June 13, 2008 · Leave a Comment

When I was but a lad age 10 or so my Uncle, with whose family I lived, worked as an electrician at Jet Propulsion Laboratories (JPL), Pasadena, California. This was the mid-sixties, and the Ranger Lunar Program was on. We, the USA, were trying to locate landing spots for the Apollo program, so we launched photographic satellites to take pictures.

What was interesting was that the Ranger satellites were, well… suicidal. They didn’t orbit the moon like our current Mars Surveyor. No, these million dollar babies began taking images continuously from the moment the moon was within camera range, right the way down to the surface where they crashed. They’re still up there you know.

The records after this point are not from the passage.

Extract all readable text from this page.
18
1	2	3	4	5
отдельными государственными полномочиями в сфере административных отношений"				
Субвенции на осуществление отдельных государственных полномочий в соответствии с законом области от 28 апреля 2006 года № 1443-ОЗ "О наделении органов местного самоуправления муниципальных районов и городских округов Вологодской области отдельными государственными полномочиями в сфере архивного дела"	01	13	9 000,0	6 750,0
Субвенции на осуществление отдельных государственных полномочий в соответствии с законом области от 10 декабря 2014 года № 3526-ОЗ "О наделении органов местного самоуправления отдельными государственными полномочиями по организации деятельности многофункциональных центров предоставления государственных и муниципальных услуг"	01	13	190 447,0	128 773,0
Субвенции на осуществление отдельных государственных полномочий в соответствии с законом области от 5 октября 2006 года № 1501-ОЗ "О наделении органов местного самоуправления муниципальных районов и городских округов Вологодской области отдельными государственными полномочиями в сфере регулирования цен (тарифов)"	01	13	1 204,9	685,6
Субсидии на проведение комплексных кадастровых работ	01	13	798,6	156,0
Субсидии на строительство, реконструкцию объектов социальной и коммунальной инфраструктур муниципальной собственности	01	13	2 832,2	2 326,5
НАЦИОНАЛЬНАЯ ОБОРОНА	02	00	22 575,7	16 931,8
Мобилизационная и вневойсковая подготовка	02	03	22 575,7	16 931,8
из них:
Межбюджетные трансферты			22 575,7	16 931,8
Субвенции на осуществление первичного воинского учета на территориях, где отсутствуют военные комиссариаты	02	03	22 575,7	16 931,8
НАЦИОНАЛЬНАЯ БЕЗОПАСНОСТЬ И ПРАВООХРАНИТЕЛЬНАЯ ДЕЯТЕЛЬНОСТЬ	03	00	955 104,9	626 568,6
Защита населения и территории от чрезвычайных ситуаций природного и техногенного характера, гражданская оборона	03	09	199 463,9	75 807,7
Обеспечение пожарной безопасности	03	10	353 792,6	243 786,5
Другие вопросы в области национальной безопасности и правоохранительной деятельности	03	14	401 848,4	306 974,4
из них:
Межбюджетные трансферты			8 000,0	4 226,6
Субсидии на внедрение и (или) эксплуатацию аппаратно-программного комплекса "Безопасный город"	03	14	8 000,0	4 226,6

I’ll never, ever forget my Uncle bringing home something really rare. He’d been given an entire stack of lunar images from the Ranger moon-shot. It was absolutely breathtaking to sit in our house and pour over actual black & white 8×10 prints of the surface of the moon. And not just anybody has these babies, no sir. Just people from JPL and the scientists at NASA. I was so excited, that I asked to take them to school for show and tell time. The class was glued to each image.

As I write these words today there are no fewer than three active spacecraft on the surface of Mars, and two of them have gone way off the record for endurance. These two intrepid explorers, Opportunity, and Spirit are solar powered, remotely controlled, camera-toting robots. Both are part of the Mars Rover Program. These multi-million dollar babies were designed to last a mere six months exploring Mars close-up. They are however currently into their fourth year of daily Martian exploration, eight-times longer than originally thought possible. And they show little sign of quitting.

Martian Landscape / Opportunity Rover Rover tracks over Martian Dunes / Opportunity Rover

Here’s the clincher; this fifty-four year old kid who still loves space can now get all the pictures he wants off the web, for free, in color, in black & white, and he can “go to Mars” on his own. This direct access to once rare images is a mind-blowing opportunity to personally share in the exploration of space and our nearest neighbors, the planets.

So… why not take your own stroll over the wind-blown dunes, or look at the sedimentary rocks deposited by what can only have been Martian water?